Saturday, October 17, 2015

Quote of the Day: The Difference between Businesspersons and Speculators relative to Forecasters

I've see rich businesspersons; I've see rich speculators; but I've never seen a rich forecaster.
Another splendid aphoristic gem from my favorite iconoclast author and mathematician Nassim Nicolas Taleb at his Facebook page*.
 
The bottom line is ‘skin in the game’.

While all three apply prognosis on the future, businesspersons and speculators implement demonstrated or revealed preferences: they take on risks by betting with their own resources (hence they get rich when their prognosis are validated). 

Or said differently, they put on personal stakes to profit from a (probabilistic) tradeoff in a given reward-risk environment.

On the other hand, while vociferous in public, the forecaster, hardly parlay their predictions with their own resources. Instead, they are usually paid shills for interest groups or they serve as mouthpieces to indoctrinate and or to confirm the biases of the gullible public. In other words, the forecaster's concerns have mostly been the filling up of the pockets of their sponsors/employers and have been mostly plagued by the principal agent dilemma (conflict of interest). 
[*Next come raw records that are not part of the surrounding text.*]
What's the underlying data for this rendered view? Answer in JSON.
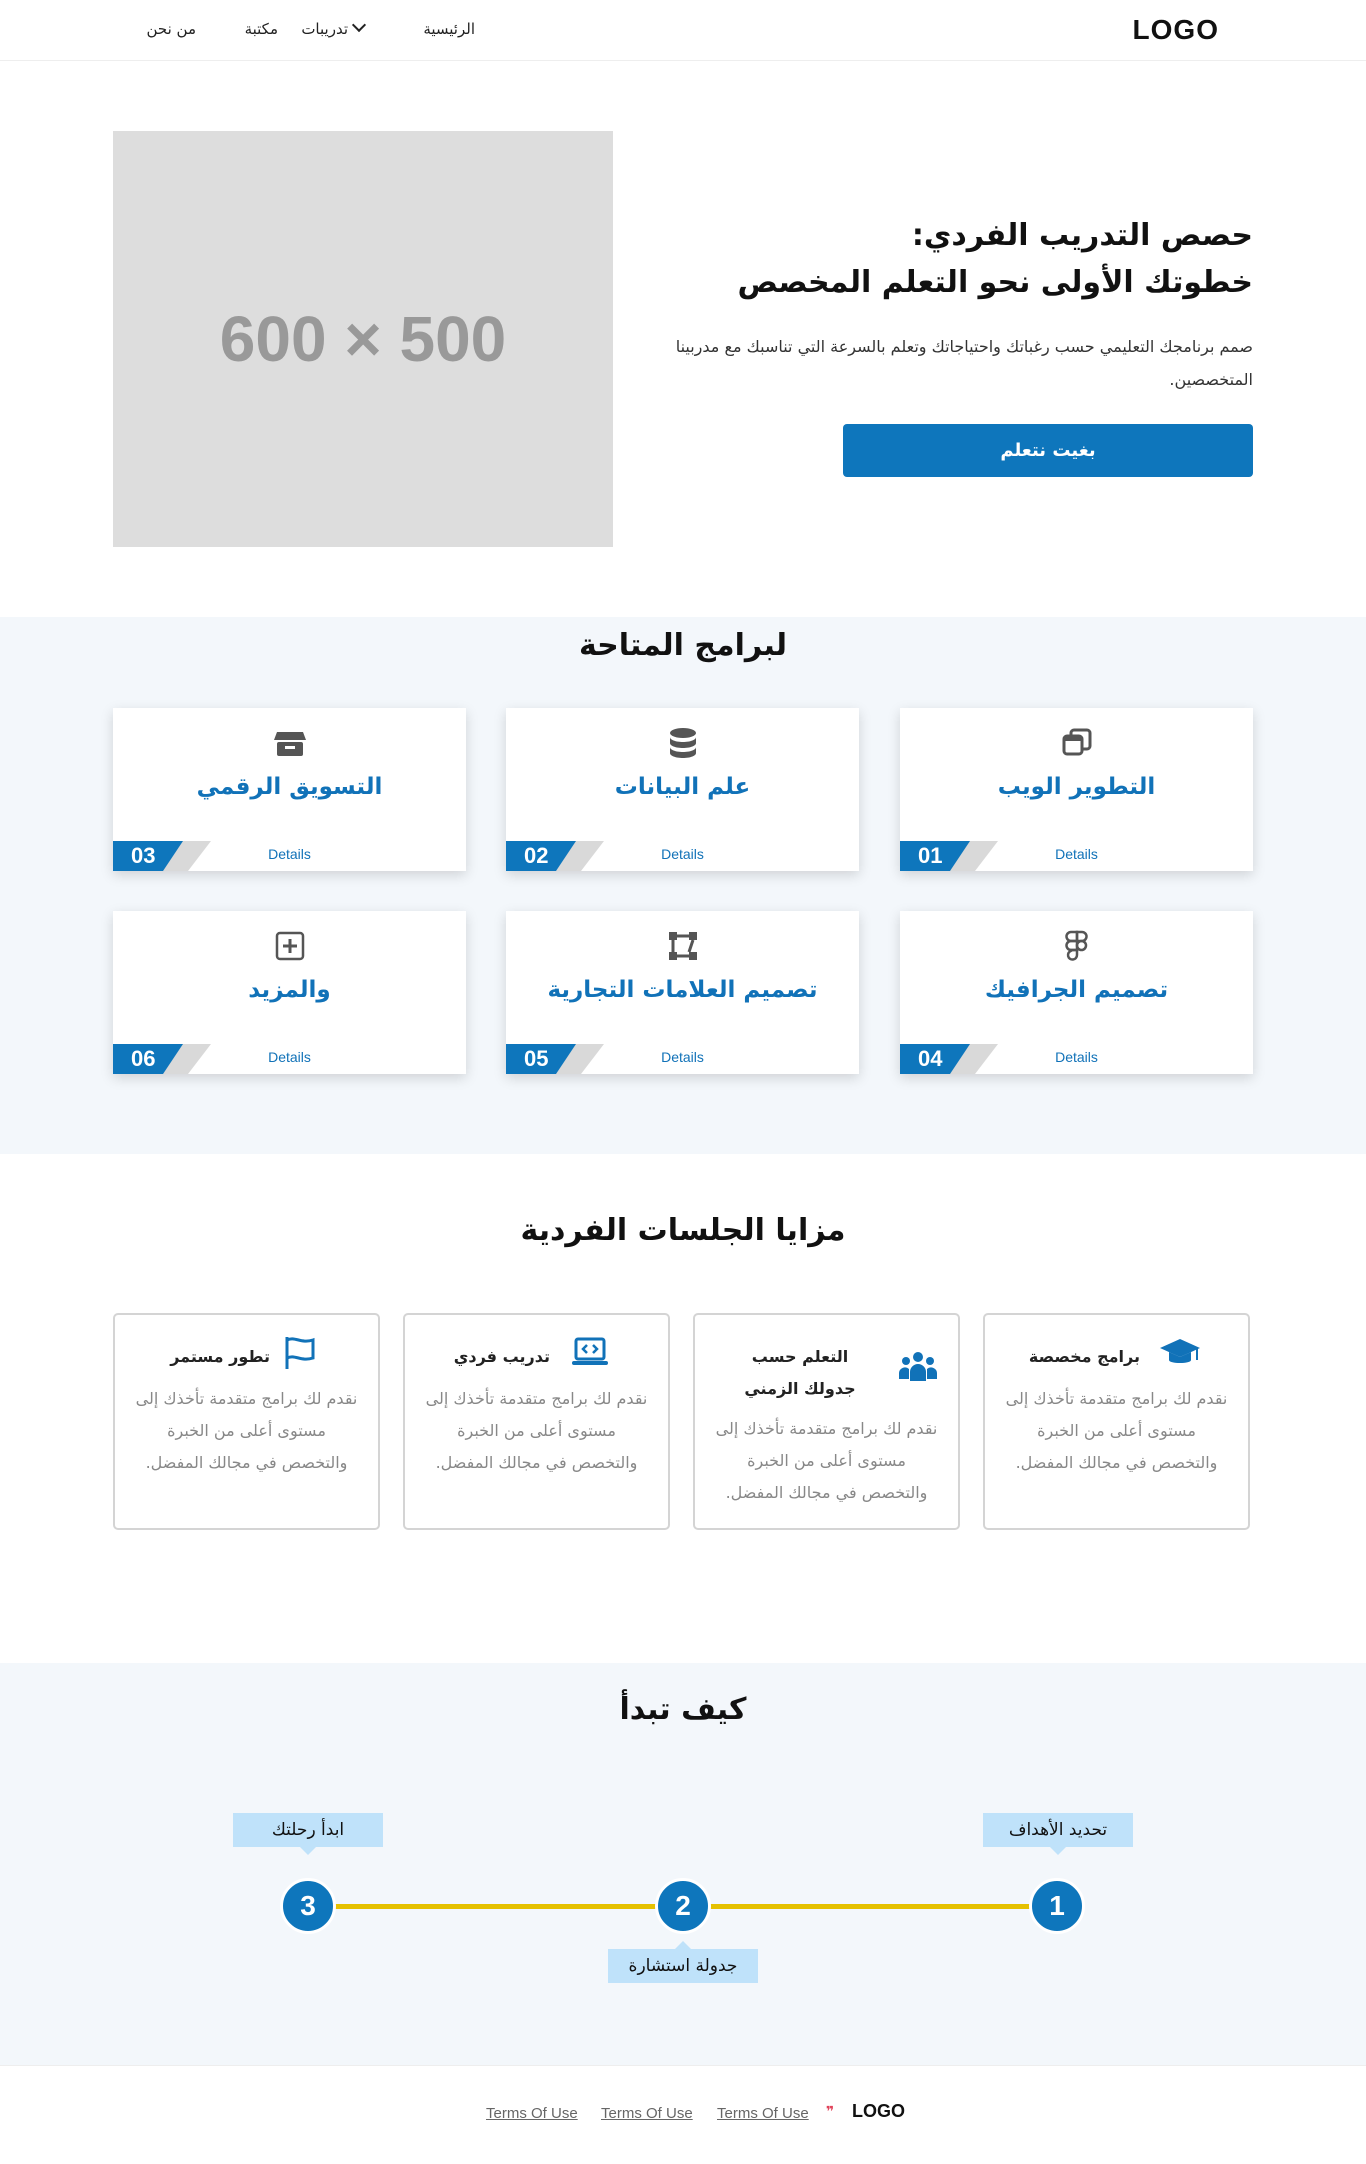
{
  "header": {
    "logo": "LOGO",
    "nav": {
      "home": "الرئيسية",
      "trainings": "تدريبات",
      "library": "مكتبة",
      "about": "من نحن"
    }
  },
  "hero": {
    "placeholder": "600 × 500",
    "title_line1": "حصص التدريب الفردي:",
    "title_line2": "خطوتك الأولى نحو التعلم المخصص",
    "description": "صمم برنامجك التعليمي حسب رغباتك واحتياجاتك وتعلم بالسرعة التي تناسبك مع مدربينا المتخصصين.",
    "cta": "بغيت نتعلم"
  },
  "programs": {
    "title": "لبرامج المتاحة",
    "details_label": "Details",
    "cards": [
      {
        "num": "01",
        "title": "التطوير الويب",
        "icon": "windows-icon"
      },
      {
        "num": "02",
        "title": "علم البيانات",
        "icon": "database-icon"
      },
      {
        "num": "03",
        "title": "التسويق الرقمي",
        "icon": "store-icon"
      },
      {
        "num": "04",
        "title": "تصميم الجرافيك",
        "icon": "figma-icon"
      },
      {
        "num": "05",
        "title": "تصميم العلامات التجارية",
        "icon": "vector-icon"
      },
      {
        "num": "06",
        "title": "والمزيد",
        "icon": "plus-square-icon"
      }
    ],
    "accent": "#0e76bc"
  },
  "benefits": {
    "title": "مزايا الجلسات الفردية",
    "items": [
      {
        "title": "برامج مخصصة",
        "icon": "graduation-cap-icon",
        "desc": "نقدم لك برامج متقدمة تأخذك إلى مستوى أعلى من الخبرة والتخصص في مجالك المفضل."
      },
      {
        "title": "التعلم حسب جدولك الزمني",
        "icon": "people-group-icon",
        "desc": "نقدم لك برامج متقدمة تأخذك إلى مستوى أعلى من الخبرة والتخصص في مجالك المفضل."
      },
      {
        "title": "تدريب فردي",
        "icon": "laptop-code-icon",
        "desc": "نقدم لك برامج متقدمة تأخذك إلى مستوى أعلى من الخبرة والتخصص في مجالك المفضل."
      },
      {
        "title": "تطور مستمر",
        "icon": "flag-icon",
        "desc": "نقدم لك برامج متقدمة تأخذك إلى مستوى أعلى من الخبرة والتخصص في مجالك المفضل."
      }
    ]
  },
  "steps": {
    "title": "كيف تبدأ",
    "items": [
      {
        "num": "1",
        "label": "تحديد الأهداف"
      },
      {
        "num": "2",
        "label": "جدولة استشارة"
      },
      {
        "num": "3",
        "label": "ابدأ رحلتك"
      }
    ],
    "line_color": "#e5c100"
  },
  "footer": {
    "logo": "LOGO",
    "links": [
      "Terms Of Use",
      "Terms Of Use",
      "Terms Of Use"
    ]
  }
}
Because they have little or no personal stakes, being wrong on their predictions hardly signifies an issue. That's because they will just most likely invoke Keynes' 'smart banker' escape clause of citing ignorance while taking cover with the crowd.

Basically, financial 'skin in the game' means the difference between action (investment and speculation) and (no stakeholdings based) cheap talk which usually have been garbed with technical gibberish (to sound and look sophisticated 'experts').